John’s elder brother, fellow professional Paul, who recently made the news for sleeping with a team-mate’s wife in exactly the same scumbag fashion as his more famous sibling, barely watched the game and instead hung from the balcony making ‘call me’ signs to any wags in the vicinity.
As for the Rooney tribe theirs is a slightly more pathetic tale of gorging themselves on the free grub made available, to such an extent that Platini himself had to intervene because ‘we were running out of crab-cakes’.
‘Their appetites were tres bien,’ he smiles diplomatically, then leans forward to the Cutter’s ear and whispers in awe, ‘I saw his mother wolf down a whole salmon. In one go! She dangled it above her mouth, lowered it slowly, then voila!…all gone. After a long, satisfied burp she returned to the feasting’.
There is no guarantee of course that either club will reach this years climax to the footballing calendar, especially considering the Londoner’s current form and United having to play a decent side at some point.
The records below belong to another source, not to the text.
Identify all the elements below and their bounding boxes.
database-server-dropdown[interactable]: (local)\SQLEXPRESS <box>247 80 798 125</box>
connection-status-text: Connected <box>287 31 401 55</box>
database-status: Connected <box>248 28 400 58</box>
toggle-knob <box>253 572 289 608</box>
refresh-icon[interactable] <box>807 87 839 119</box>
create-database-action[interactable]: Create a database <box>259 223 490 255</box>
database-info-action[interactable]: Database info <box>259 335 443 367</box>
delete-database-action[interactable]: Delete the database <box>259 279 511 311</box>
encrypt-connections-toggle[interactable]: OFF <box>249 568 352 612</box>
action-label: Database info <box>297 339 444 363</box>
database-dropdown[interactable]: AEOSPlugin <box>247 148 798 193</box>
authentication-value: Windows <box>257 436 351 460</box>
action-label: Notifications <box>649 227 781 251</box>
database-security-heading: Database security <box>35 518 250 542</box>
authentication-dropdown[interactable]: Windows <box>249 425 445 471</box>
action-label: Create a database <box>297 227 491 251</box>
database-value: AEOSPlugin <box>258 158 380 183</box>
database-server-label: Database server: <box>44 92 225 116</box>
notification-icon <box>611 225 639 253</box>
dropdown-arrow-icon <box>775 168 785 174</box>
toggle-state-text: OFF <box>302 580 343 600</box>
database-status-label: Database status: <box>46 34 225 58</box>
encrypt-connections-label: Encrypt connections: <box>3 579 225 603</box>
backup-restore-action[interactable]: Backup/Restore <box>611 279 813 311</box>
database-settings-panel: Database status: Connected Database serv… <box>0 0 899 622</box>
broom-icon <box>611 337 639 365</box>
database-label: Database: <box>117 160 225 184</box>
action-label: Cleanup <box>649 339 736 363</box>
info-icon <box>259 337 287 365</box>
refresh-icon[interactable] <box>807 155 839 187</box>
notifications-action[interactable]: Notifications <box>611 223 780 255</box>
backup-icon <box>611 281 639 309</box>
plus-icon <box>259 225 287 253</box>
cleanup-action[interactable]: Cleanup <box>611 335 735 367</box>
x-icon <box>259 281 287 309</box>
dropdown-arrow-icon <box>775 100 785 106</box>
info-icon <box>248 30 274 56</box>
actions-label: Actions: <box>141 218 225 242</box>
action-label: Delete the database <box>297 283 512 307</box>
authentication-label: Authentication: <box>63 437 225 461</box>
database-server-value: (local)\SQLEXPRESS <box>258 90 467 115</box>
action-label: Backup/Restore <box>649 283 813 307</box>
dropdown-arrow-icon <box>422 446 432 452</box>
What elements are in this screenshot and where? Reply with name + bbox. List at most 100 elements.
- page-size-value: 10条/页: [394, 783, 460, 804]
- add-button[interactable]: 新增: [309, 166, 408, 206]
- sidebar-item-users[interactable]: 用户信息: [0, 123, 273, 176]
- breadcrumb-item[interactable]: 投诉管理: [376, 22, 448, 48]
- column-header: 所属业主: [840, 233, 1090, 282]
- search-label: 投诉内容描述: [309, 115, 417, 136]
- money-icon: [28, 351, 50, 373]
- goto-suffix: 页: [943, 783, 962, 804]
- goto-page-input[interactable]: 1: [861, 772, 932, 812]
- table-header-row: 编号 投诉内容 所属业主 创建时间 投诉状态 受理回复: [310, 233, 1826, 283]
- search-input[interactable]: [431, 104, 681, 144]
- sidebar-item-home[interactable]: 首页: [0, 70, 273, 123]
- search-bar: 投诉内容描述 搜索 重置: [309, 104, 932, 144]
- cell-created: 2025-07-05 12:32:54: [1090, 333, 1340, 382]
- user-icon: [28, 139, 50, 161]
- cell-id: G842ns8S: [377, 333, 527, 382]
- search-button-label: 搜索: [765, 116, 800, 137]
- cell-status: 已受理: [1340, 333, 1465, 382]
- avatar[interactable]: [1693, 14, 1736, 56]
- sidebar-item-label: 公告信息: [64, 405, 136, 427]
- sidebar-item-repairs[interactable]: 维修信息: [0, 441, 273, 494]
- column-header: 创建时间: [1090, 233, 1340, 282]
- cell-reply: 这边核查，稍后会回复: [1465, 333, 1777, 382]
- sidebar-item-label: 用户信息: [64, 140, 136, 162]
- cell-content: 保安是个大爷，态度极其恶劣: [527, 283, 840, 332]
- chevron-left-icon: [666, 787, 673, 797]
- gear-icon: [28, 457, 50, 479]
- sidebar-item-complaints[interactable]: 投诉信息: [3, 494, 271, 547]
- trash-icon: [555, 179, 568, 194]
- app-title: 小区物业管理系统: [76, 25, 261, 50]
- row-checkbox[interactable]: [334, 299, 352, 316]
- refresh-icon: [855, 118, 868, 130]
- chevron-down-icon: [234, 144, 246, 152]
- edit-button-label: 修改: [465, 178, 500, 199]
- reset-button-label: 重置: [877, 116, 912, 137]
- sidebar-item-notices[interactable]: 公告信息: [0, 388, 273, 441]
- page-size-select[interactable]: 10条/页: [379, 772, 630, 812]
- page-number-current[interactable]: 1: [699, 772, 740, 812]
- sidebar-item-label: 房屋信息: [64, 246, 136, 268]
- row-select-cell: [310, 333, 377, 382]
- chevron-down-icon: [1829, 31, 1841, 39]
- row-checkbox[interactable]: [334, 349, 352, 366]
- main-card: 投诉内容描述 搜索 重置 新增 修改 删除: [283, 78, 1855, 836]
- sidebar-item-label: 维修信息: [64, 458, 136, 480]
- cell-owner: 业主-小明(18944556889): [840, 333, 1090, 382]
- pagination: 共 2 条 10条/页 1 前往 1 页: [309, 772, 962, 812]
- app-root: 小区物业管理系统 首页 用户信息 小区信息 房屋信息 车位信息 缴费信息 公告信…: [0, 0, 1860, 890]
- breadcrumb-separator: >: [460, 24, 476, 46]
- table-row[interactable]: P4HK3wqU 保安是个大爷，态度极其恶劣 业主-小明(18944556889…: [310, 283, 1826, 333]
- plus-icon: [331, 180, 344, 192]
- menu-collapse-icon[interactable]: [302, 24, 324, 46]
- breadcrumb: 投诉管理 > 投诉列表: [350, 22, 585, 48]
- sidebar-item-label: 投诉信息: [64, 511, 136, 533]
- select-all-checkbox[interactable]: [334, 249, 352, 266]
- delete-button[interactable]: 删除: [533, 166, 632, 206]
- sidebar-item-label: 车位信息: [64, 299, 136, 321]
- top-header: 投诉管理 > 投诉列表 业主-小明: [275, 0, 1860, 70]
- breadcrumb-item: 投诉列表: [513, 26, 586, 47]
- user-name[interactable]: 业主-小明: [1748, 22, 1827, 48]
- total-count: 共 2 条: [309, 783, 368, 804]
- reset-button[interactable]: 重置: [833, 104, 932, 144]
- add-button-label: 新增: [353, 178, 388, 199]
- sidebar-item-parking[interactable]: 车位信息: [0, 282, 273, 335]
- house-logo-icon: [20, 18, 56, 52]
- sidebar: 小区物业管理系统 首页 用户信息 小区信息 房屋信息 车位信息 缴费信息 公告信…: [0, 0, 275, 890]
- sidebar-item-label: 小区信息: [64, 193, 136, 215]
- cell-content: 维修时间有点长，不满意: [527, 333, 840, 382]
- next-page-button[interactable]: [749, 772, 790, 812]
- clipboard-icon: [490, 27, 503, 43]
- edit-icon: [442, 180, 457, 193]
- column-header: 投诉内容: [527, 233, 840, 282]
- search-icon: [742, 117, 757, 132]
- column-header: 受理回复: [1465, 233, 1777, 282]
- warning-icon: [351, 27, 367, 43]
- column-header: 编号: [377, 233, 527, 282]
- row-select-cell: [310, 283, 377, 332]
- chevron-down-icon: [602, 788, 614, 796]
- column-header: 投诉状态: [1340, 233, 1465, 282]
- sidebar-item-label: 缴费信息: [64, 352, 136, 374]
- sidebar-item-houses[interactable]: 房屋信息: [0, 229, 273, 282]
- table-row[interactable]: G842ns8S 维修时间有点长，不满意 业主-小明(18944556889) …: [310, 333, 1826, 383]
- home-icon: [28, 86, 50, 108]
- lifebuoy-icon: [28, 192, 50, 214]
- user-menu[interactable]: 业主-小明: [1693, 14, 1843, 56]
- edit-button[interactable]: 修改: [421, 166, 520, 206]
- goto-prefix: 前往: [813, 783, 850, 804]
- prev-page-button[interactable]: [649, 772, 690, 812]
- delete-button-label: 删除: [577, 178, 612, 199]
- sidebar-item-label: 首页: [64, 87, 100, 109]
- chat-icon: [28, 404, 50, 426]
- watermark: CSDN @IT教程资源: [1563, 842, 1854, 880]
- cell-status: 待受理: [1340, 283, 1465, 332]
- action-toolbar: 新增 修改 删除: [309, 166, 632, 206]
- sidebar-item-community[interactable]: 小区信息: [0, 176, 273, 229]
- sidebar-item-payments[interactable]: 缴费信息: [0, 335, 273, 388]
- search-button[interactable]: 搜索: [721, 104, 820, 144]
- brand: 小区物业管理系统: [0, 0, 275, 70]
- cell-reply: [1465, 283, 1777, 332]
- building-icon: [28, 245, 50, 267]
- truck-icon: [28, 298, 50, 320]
But Platini is taking no chances nonetheless and personally priced the tickets accordingly.
‘I should be impartial in my role as UEFA President but I have to admit to secretly wanting Arsenal to get there. I have heard that Nicklas Bendtner is dating Danish royalty. Ahh now that is who we want to see at football matches’.
‘Plus the grubby paupers of course’ he quickly added.